Again, Gralley is humble about the shape he's in.
"For some reason," he said with a laugh, "the older I get, the slower I get."
He's told this joke a hundred times, but Betty Gralley, his college sweetheart and mother of their three children, still laughs at it. "He's very easy to get along with," she said.
Their courtship began, fittingly, in an athletic way.
The two met at the University of Maryland, where both were students, and he played on the basketball team. They sat next to each other in class and he happened to mention his love of badminton.
"And I said, `Well, I'll take you on some time,'" Betty Gralley said. "And it just went on from there."

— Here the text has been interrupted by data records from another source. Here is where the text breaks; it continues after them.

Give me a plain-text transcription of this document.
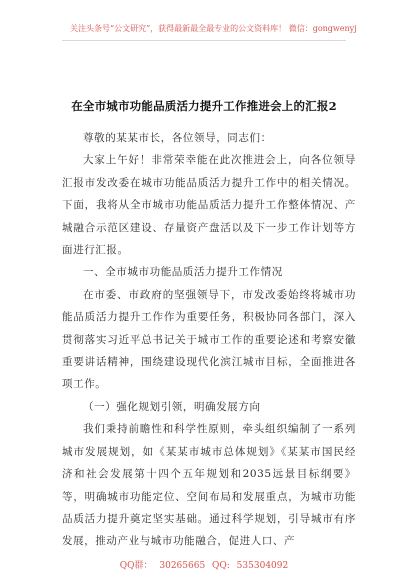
关注头条号“公文研究”，获得最新最全最专业的公文资料库！ 微信：gongwenyj
在全市城市功能品质活力提升工作推进会上的汇报2

尊敬的某某市长，各位领导，同志们：

大家上午好！非常荣幸能在此次推进会上，向各位领导汇报市发改委在城市功能品质活力提升工作中的相关情况。下面，我将从全市城市功能品质活力提升工作整体情况、产城融合示范区建设、存量资产盘活以及下一步工作计划等方面进行汇报。

一、全市城市功能品质活力提升工作情况

在市委、市政府的坚强领导下，市发改委始终将城市功能品质活力提升工作作为重要任务，积极协同各部门，深入贯彻落实习近平总书记关于城市工作的重要论述和考察安徽重要讲话精神，围绕建设现代化滨江城市目标，全面推进各项工作。

（一）强化规划引领，明确发展方向

我们秉持前瞻性和科学性原则，牵头组织编制了一系列城市发展规划，如《某某市城市总体规划》《某某市国民经济和社会发展第十四个五年规划和2035远景目标纲要》等，明确城市功能定位、空间布局和发展重点，为城市功能品质活力提升奠定坚实基础。通过科学规划，引导城市有序发展，推动产业与城市功能融合，促进人口、产

QQ群： 30265665 QQ: 535304092
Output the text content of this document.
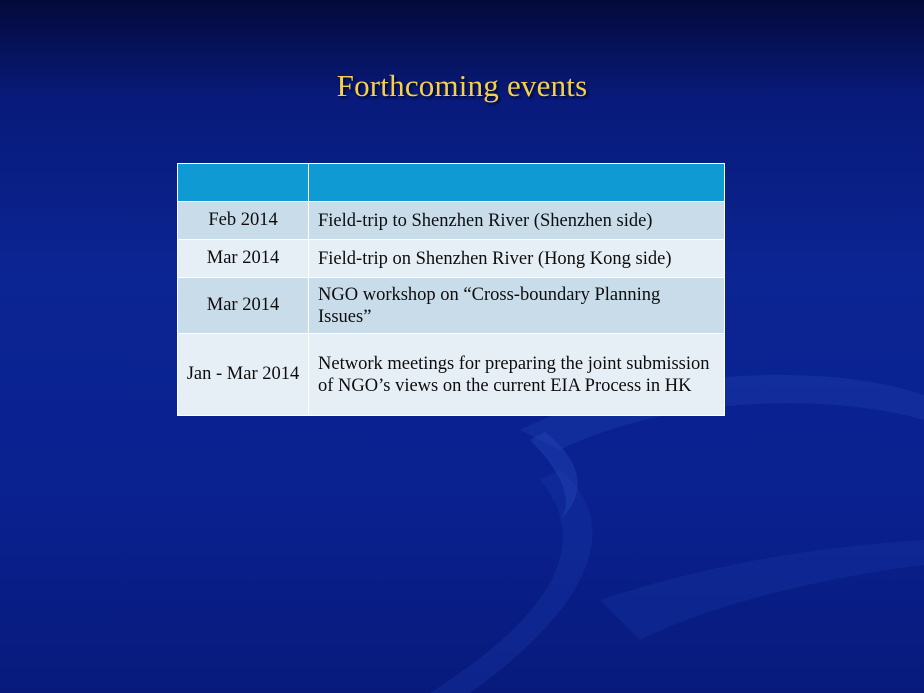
Forthcoming events

Feb 2014	Field-trip to Shenzhen River (Shenzhen side)
Mar 2014	Field-trip on Shenzhen River (Hong Kong side)
Mar 2014	NGO workshop on “Cross-boundary Planning Issues”
Jan - Mar 2014	Network meetings for preparing the joint submission of NGO’s views on the current EIA Process in HK
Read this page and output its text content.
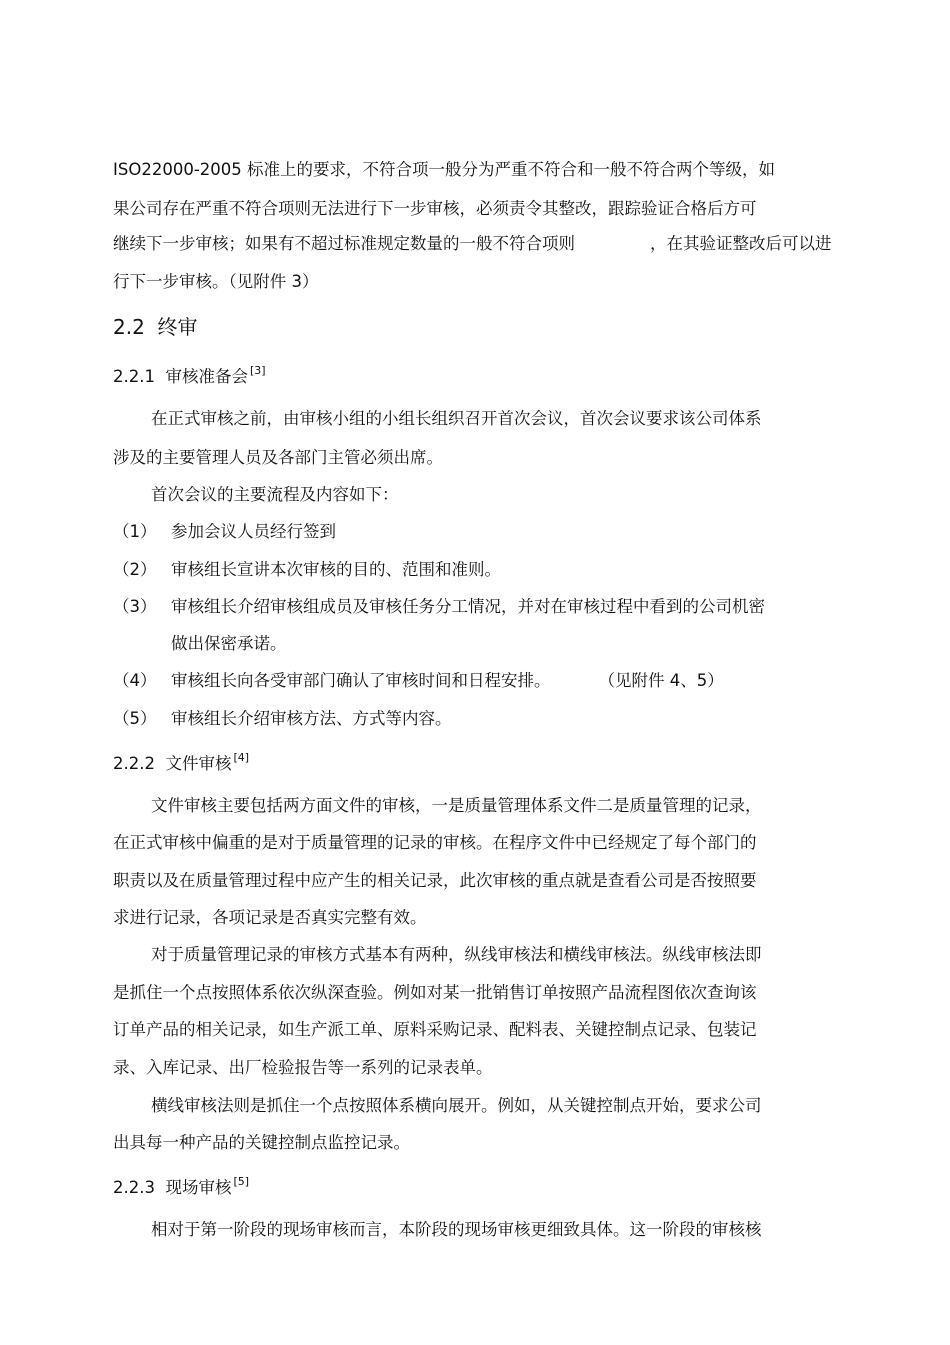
ISO22000-2005 标准上的要求，不符合项一般分为严重不符合和一般不符合两个等级，如
果公司存在严重不符合项则无法进行下一步审核，必须责令其整改，跟踪验证合格后方可
继续下一步审核；如果有不超过标准规定数量的一般不符合项则	，在其验证整改后可以进
行下一步审核。（见附件 3）
2.2 终审
2.2.1 审核准备会 [3]
在正式审核之前，由审核小组的小组长组织召开首次会议，首次会议要求该公司体系
涉及的主要管理人员及各部门主管必须出席。
首次会议的主要流程及内容如下：
（1） 参加会议人员经行签到
（2） 审核组长宣讲本次审核的目的、范围和准则。
（3） 审核组长介绍审核组成员及审核任务分工情况，并对在审核过程中看到的公司机密
做出保密承诺。
（4） 审核组长向各受审部门确认了审核时间和日程安排。	（见附件 4、5）
（5） 审核组长介绍审核方法、方式等内容。
2.2.2 文件审核 [4]
文件审核主要包括两方面文件的审核，一是质量管理体系文件二是质量管理的记录，
在正式审核中偏重的是对于质量管理的记录的审核。在程序文件中已经规定了每个部门的
职责以及在质量管理过程中应产生的相关记录，此次审核的重点就是查看公司是否按照要
求进行记录，各项记录是否真实完整有效。
对于质量管理记录的审核方式基本有两种，纵线审核法和横线审核法。纵线审核法即
是抓住一个点按照体系依次纵深查验。例如对某一批销售订单按照产品流程图依次查询该
订单产品的相关记录，如生产派工单、原料采购记录、配料表、关键控制点记录、包装记
录、入库记录、出厂检验报告等一系列的记录表单。
横线审核法则是抓住一个点按照体系横向展开。例如，从关键控制点开始，要求公司
出具每一种产品的关键控制点监控记录。
2.2.3 现场审核 [5]
相对于第一阶段的现场审核而言，本阶段的现场审核更细致具体。这一阶段的审核核
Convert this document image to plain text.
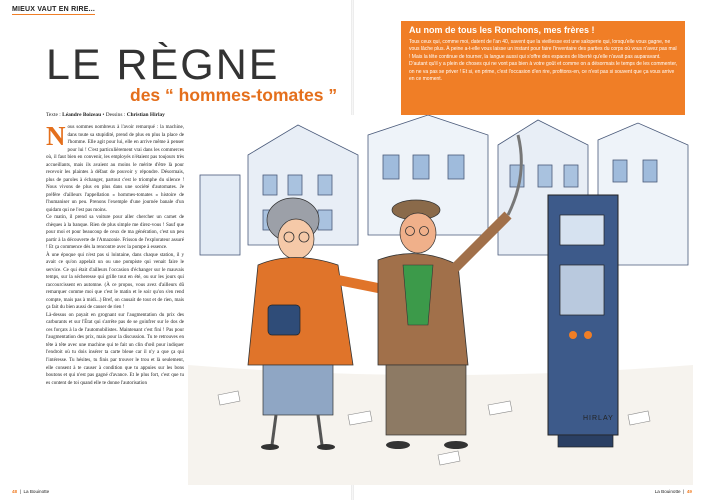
MIEUX VAUT EN RIRE...
LE RÈGNE
des “ hommes-tomates ”
Texte : Léandre Boizeau • Dessins : Christian Hirlay
N ous sommes nombreux à l'avoir remarqué : la machine, dans toute sa stupidité, prend de plus en plus la place de l'homme. Elle agit pour lui, elle en arrive même à penser pour lui ! C'est particulièrement vrai dans les commerces où, il faut bien en convenir, les employés n'étaient pas toujours très accueillants, mais ils avaient au moins le mérite d'être là pour recevoir les plaintes à défaut de pouvoir y répondre. Désormais, plus de paroles à échanger, partout c'est le triomphe du silence ! Nous vivons de plus en plus dans une société d'automates. Je préfère d'ailleurs l'appellation « hommes-tomates » histoire de l'humaniser un peu. Prenons l'exemple d'une journée banale d'un quidam qui ne l'est pas moins.

Ce matin, il prend sa voiture pour aller chercher un carnet de chèques à la banque. Rien de plus simple me direz-vous ! Sauf que pour moi et pour beaucoup de ceux de ma génération, c'est un peu partir à la découverte de l'Amazonie. Frisson de l'explorateur assuré ! Et ça commence dès la rencontre avec la pompe à essence.

À une époque qui n'est pas si lointaine, dans chaque station, il y avait ce qu'on appelait un ou une pompiste qui venait faire le service. Ce qui était d'ailleurs l'occasion d'échanger sur le mauvais temps, sur la sécheresse qui grille tout en été, ou sur les jours qui raccourcissent en automne. (À ce propos, vous avez d'ailleurs dû remarquer comme moi que c'est le matin et le soir qu'on s'en rend compte, mais pas à midi...) Bref, on causait de tout et de rien, mais ça fait du bien aussi de causer de rien !

Là-dessus on payait en grognant sur l'augmentation du prix des carburants et sur l'État qui s'arrête pas de se goinfrer sur le dos de ces forçats à la de l'automobilistes. Maintenant c'est fini ! Pas pour l'augmentation des prix, mais pour la discussion. Tu te retrouves en tête à tête avec une machine qui te fait un clin d'œil pour indiquer l'endroit où tu dois insérer ta carte bleue car il n'y a que ça qui l'intéresse. Tu hésites, tu finis par trouver le trou et là seulement, elle consent à te causer à condition que tu appuies sur les bons boutons et qui n'est pas gagné d'avance. Et le plus fort, c'est que tu es content de toi quand elle te donne l'autorisation

Au nom de tous les Ronchons, mes frères !
Tous ceux qui, comme moi, datent de l'an 40, savent que la vieillesse est une saloperie qui, lorsqu'elle vous gagne, ne vous lâche plus. À peine a-t-elle vous laisse un instant pour faire l'inventaire des parties du corps où vous n'avez pas mal ! Mais la tête continue de tourner, la langue aussi qui s'offre des espaces de liberté qu'elle n'avait pas auparavant. D'autant qu'il y a plein de choses qui ne vont pas bien à votre goût et comme on a désormais le temps de les commenter, on ne va pas se priver ! Et si, en prime, c'est l'occasion d'en rire, profitons-en, ce n'est pas si souvent que ça vous arrive en ce moment.
HIRLAY
48  |  La Bouinotte	La Bouinotte  |  49
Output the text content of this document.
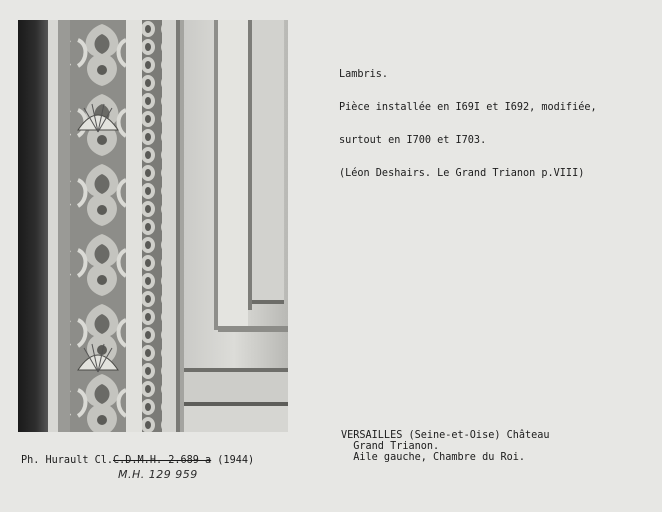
Lambris.

Pièce installée en I69I et I692, modifiée,

surtout en I700 et I703.

(Léon Deshairs. Le Grand Trianon p.VIII)

VERSAILLES (Seine-et-Oise) Château
Grand Trianon.
Aile gauche, Chambre du Roi.
Ph. Hurault Cl.C.D.M.H. 2.689 a (1944)
M.H. 129 959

They were married in June 1949, in a United Methodist Church on Edmondson Avenue, when they were 23 years old - too young to imagine still being alive, much less being healthy, active and still in love, almost 60 years later.
"In those days, if you got to 50, you were up there toward middle age, or old age even," Bob Gralley said.
But here they are, retired at Oak Crest to be nearer to their children and grandchildren. Betty Gralley enjoys walking, and working in the Oak Crest Treasure Chest, which resells items to raise money for charity.
The two belong to two different bridge groups, they play double dominoes with a group of friends, and they have a little garden plot that they tend on the Oak Crest grounds.
With all that togetherness, it's no wonder Betty doesn't begrudge Bob's daily fitness jaunts. His alone time with the open road is good for him, he said.
"It helps you not only physically, but mentally, feeling better about yourself," Gralley said. "It's an enjoyment in life that a lot of people don't have. Especially as you get older, you need something like that."
And, Betty Gralley said, it's good for their marriage too.
"We've managed to stay friendly for 59 years," she said.
And if you combine the marathons, triathlons, trophies, medals and all those thousands of miles logged around the world - you probably won't find a better reason to exercise than that.